“五總,我有點擔心。”
“擔心什麽?”
“萬一楊傑潮不惜一切代價,一定要拿下錢江豪庭,到時候怎麽辦?”
曾龍說這話的時候,心裏其實有兩層擔心。
第一層,是拍賣價格。
錢江豪庭的評估價是十個億,但實際價值隻有五六個億。
如果正常拍賣,價格應該在六七個億左右。
但如果楊傑潮豁出去了,不惜血本也要拿下,那拍賣價格可能會飙升到八個億,甚至九個億。
到那個時候,還值不值得拍?
曾龍有錢,但不是傻子。
他要報仇,但不想做賠本買賣。
如果爲了報仇,花十個億拍下一個隻值五六個億的爛尾樓,那就是蠢了。
第二層擔心,是其他手段。
楊傑潮黑白兩道都有影響力,如果他真的急眼了,會不會用一些見不得光的手段?
比如威脅何滔遠,或者直接對何滔遠動手?
何滔遠隻是個剛出獄的人,沒錢沒勢,怎麽抵擋楊傑潮的報複?
到時候,何滔遠出事了,這個計劃也就泡湯了。
曾龍想到這些,眉頭皺了起來。
老五看着他,似乎看出了他的顧慮。
“曾總。

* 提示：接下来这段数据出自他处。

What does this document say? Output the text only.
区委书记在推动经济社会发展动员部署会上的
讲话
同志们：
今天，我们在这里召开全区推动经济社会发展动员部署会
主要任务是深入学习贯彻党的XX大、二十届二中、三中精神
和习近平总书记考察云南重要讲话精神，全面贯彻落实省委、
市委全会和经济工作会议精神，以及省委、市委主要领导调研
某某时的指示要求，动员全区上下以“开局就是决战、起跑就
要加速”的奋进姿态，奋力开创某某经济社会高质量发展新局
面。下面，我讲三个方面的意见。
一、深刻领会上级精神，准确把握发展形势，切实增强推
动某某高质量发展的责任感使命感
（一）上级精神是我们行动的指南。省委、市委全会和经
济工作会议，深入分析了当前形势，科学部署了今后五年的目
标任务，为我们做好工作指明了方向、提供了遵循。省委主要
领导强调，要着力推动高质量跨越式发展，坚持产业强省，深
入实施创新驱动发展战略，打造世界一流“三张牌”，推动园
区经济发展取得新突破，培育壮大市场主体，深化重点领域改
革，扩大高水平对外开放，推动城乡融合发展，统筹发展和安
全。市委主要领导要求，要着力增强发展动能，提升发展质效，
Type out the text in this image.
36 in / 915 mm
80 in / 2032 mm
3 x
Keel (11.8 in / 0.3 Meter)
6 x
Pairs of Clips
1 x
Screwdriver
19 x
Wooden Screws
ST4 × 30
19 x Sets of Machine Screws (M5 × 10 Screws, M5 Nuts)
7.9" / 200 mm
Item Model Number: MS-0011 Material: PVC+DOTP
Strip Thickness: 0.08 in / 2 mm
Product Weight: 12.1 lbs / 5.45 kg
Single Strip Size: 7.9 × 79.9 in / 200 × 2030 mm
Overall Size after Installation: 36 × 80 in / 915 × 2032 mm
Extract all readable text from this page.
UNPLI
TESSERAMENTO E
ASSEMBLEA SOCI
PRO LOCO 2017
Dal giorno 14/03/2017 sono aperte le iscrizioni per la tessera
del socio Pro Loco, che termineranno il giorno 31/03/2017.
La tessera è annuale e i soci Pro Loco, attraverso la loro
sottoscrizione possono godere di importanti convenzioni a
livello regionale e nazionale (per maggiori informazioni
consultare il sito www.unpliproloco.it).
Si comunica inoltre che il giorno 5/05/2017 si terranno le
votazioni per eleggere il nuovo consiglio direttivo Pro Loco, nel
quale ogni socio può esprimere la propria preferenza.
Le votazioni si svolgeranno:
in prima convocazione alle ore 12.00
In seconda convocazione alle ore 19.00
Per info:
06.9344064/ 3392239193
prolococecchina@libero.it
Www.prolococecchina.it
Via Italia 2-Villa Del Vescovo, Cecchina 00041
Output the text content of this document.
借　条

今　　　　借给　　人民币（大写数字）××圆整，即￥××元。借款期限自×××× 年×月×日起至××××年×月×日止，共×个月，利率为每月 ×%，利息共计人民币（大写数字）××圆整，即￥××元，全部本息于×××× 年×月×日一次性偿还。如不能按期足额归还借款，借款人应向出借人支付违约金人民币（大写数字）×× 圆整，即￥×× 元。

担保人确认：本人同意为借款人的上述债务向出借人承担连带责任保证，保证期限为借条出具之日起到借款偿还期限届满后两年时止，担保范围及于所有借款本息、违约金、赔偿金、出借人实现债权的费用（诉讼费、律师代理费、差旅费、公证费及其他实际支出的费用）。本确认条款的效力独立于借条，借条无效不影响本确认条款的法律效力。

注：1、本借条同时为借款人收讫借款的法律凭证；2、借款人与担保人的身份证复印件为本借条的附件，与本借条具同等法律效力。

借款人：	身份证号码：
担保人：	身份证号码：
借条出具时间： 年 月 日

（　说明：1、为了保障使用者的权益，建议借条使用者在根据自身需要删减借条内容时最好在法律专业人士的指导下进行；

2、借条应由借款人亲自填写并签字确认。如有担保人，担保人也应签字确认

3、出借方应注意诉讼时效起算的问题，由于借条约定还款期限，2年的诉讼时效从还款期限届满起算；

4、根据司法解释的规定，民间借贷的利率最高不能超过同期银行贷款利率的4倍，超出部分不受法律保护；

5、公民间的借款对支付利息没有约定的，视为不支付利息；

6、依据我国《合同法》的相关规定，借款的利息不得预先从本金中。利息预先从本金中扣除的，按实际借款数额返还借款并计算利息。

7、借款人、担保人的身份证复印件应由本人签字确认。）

”老五淡淡地說,“那就要看你的決心有多少了。”
曾龍一愣。
這句話的意思很明白:我老五已經幫你鋪墊好了,把楊傑潮的計劃破壞了,現在輪到你自己上場了。
你想不想報仇,想報到什麽程度,那是你自己的事。
曾龍沉默了。
包廂裏安靜了下來,隻有窗外傳來隐約的人聲。
曾龍端起茶杯,慢慢喝了一口。
茶水有點涼了,但他沒在意。
他在想老五這句話的分量。
對方說得沒錯。
前期的布局,老五都做好了。
彙通落選,楊傑潮失去了控制拍賣的機會。
現在,錢江豪庭的拍賣會對所有人開放,誰都可以參加競标。
這就是老五給他創造的機會。
但機會歸機會,要不要抓住,怎麽抓住,那是曾龍自己的決定。
如果曾龍擔心價格太高,擔心楊傑潮報複,那可以選擇放棄。
但如果曾龍真的想報複,那就得豁出去。
不管拍賣價格多高,不管楊傑潮用什麽手段,都得硬着頭皮往前沖。
這是一場豪賭!
賭赢了,曾龍不但能出一口惡氣,還能拿到一個有潛力的項目。
錢江豪庭雖然現在是爛尾樓,但地段好,隻要投入資金完工,還是能賺錢的。
賭輸了,曾龍可能會損失慘重,甚至引來楊傑潮的報複。
曾龍放下茶杯,看着老五。
老五的表情很平靜,既不催促,也不勸說,隻是靜靜地等着他的回答。
曾龍心裏有了決定,他深吸了一口氣,用一種極爲堅定的口吻說道:“這個項目,我要定了!”
“好。”老五點了點頭。
“不管楊傑潮出什麽價,我都跟。”曾龍接着說,“隻要不超過八個億,我都可以拿下。”
八個億,這是他的底線。
超過這個價格,項目就沒有利潤空間了。
“明白。”老五說。
“何滔遠那邊,你來安排。”曾龍說,“需要多少錢,你告訴我。我會讓人準備好。”
“行。”老五說,“我會讓何滔遠注冊一家新公司,以公司名義參加拍賣。”
“好。”曾龍點頭。
“還有,”老五說,“何滔遠這個人,性子比較沖。有可能會和楊傑潮的人起沖突,這一點,曾總要有心理準備。”
曾龍笑了。
“起沖突不怕。隻要能拿下項目就行。”
“那就沒問題了。”老五說。
兩人又聊了一會兒細節。
何滔遠的公司注冊、資金準備、拍賣會的時間安排,都過了一遍。